One of the best ways to eat healthier and cut down on calories and fat this year is to ramp up the amount of greens, reds, purples, oranges and blues by eating more fruits and vegetables. With the “food plate” replacing the food pyramid, it’s much easier to understand how to decorate your plate with these colorful foods; however, many of us still disregard the power they hold when it comes to being healthy and staying trim.

Abundant in disease fighting vitamins and antioxidants, the majority of fruits and vegetables are also high in fiber, which keeps us feeling full longer.

3. Trim down on the (red) meat

It’s a common fact that protein keeps you feeling full longer; but if you are looking to trim down on saturated fats this year, red meat typically gets the cut. To stop you from feeling famished between meals make sure to get adequate protein. Now most of us know that cheese is high in protein, but did you know that low fat cottage or mozzarella rivals red meat.

Nuts such as almonds and seeds such as flax seeds are also relatively high in protein, in addition to being loaded with healthy (and filling) omega fats.

Last but certainly not least, egg whites.

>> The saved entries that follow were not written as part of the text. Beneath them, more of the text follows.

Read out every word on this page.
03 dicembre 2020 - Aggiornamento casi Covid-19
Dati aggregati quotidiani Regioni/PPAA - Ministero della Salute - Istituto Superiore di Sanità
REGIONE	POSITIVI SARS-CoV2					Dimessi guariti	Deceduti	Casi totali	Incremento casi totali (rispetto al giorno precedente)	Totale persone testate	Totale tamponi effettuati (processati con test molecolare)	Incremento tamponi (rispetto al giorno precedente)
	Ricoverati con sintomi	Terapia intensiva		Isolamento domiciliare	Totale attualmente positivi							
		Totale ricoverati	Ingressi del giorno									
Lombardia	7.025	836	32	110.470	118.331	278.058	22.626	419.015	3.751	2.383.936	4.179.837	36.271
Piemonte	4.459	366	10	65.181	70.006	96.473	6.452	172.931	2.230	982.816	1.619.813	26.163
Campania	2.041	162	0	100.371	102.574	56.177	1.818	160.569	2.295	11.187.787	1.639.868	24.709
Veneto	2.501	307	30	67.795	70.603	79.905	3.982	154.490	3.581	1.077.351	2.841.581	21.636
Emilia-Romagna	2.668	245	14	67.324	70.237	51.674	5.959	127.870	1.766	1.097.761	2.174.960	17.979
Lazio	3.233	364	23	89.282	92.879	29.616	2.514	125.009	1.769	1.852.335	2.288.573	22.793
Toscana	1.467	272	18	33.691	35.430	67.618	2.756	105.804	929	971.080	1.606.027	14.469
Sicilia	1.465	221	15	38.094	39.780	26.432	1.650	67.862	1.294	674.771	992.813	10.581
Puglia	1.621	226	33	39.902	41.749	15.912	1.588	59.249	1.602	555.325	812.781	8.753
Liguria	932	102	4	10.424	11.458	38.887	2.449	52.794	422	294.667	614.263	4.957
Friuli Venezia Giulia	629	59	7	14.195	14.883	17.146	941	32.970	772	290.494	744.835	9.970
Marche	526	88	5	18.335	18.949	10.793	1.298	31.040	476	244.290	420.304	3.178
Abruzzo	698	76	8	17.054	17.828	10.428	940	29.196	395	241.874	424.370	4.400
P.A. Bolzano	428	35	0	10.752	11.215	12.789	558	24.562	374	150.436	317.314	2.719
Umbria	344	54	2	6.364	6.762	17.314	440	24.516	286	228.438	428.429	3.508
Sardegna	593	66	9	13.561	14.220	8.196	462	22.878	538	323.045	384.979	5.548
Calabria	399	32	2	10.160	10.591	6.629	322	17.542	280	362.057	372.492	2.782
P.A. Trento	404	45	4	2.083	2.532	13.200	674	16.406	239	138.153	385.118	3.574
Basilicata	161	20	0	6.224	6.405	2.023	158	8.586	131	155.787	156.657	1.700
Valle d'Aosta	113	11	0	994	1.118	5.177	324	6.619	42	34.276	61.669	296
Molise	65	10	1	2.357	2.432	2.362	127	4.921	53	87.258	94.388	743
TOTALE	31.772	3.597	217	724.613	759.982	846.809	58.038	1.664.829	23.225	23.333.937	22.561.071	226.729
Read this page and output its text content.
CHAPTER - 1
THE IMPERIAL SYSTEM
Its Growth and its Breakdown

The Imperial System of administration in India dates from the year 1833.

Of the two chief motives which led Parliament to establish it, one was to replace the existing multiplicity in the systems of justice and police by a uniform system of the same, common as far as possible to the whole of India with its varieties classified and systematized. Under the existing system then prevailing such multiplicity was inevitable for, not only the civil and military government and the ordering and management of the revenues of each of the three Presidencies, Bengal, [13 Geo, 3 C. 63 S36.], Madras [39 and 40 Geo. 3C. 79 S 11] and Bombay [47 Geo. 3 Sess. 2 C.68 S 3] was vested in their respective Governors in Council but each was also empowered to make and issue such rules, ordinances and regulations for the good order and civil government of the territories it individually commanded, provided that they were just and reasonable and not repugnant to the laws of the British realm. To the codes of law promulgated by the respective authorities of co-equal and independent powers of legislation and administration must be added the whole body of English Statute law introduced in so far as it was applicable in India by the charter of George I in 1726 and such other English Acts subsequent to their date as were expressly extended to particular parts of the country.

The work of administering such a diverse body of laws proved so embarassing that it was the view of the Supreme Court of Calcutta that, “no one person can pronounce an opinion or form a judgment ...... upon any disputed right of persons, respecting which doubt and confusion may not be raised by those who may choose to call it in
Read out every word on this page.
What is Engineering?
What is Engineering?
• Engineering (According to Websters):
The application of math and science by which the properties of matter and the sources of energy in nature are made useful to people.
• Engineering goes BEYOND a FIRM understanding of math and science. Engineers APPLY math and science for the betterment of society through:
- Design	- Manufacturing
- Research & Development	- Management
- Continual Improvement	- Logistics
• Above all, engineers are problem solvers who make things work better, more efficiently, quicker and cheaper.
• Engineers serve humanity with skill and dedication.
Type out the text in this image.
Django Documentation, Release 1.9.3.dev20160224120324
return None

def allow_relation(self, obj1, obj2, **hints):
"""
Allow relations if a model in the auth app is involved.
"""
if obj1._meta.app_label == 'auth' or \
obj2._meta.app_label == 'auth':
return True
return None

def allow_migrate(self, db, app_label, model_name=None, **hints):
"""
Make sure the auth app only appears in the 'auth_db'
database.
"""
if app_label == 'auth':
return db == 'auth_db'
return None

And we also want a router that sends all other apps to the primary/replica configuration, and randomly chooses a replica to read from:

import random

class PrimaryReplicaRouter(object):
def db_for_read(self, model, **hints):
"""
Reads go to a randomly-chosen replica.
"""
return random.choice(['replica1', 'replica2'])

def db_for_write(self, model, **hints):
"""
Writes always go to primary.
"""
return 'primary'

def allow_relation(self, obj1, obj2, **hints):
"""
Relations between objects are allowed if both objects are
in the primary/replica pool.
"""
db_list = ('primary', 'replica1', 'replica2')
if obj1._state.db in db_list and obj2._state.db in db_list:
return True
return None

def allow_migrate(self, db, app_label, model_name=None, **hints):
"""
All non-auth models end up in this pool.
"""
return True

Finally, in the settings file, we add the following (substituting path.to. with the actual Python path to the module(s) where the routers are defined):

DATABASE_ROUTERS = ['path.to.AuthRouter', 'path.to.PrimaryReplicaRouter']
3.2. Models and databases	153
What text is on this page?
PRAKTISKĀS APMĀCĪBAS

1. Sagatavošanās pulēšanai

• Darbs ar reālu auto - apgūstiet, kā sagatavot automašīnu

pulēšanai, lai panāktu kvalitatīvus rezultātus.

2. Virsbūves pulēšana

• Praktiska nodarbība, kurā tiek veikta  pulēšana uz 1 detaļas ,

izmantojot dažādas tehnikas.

While most people think that the yolk has all the protein goodness,don’t discount the egg whites. With only 15 calories per egg, and cholesterol free, the white of one egg packs four grams of protein.

4. Cut out the rubbish

One of the most common New Year resolutions is to cut down on the junk food – whether it be chocolate bars, Swedish berries, or brownies we all have our weak points. And each year, we say that this year we will try to not eat as much “junk” food.After all, it’s bad for the teeth, the skin and of course the waistline.

However, this is much easier said than done. And whether you are at work or school, everyone starts to hit a low sugar craving point at some point in the afternoon or evening. So instead swap those late afternoon pick me up treats for healthier vitamin and fiber loaded dried fruit. While dried fruit is by no means calorie or sugar free (quite the opposite actually), it will give you that much needed jolt of energy as well as an ample dose of Vitamins A,B and C.

5. If you crave it, don’t ignore it

Everyone gets cravings from time to time. Whether it’s for a bag of salty pretzels, buttery movie popcorn or a bowl of Chunky Monkey ice cream. While it’s important to keep those cravings in check, once and a while it may be good idea to actually give in.

Numerous studies have found that when you try and “cheat” your body by going for the diet low-fat option, you end up actually eating more, and as result consume more calories and sugar. Once in a while it’s far better to have the real deal than opt for the seemingly “healthier” option but of course this should not be on a regular basis.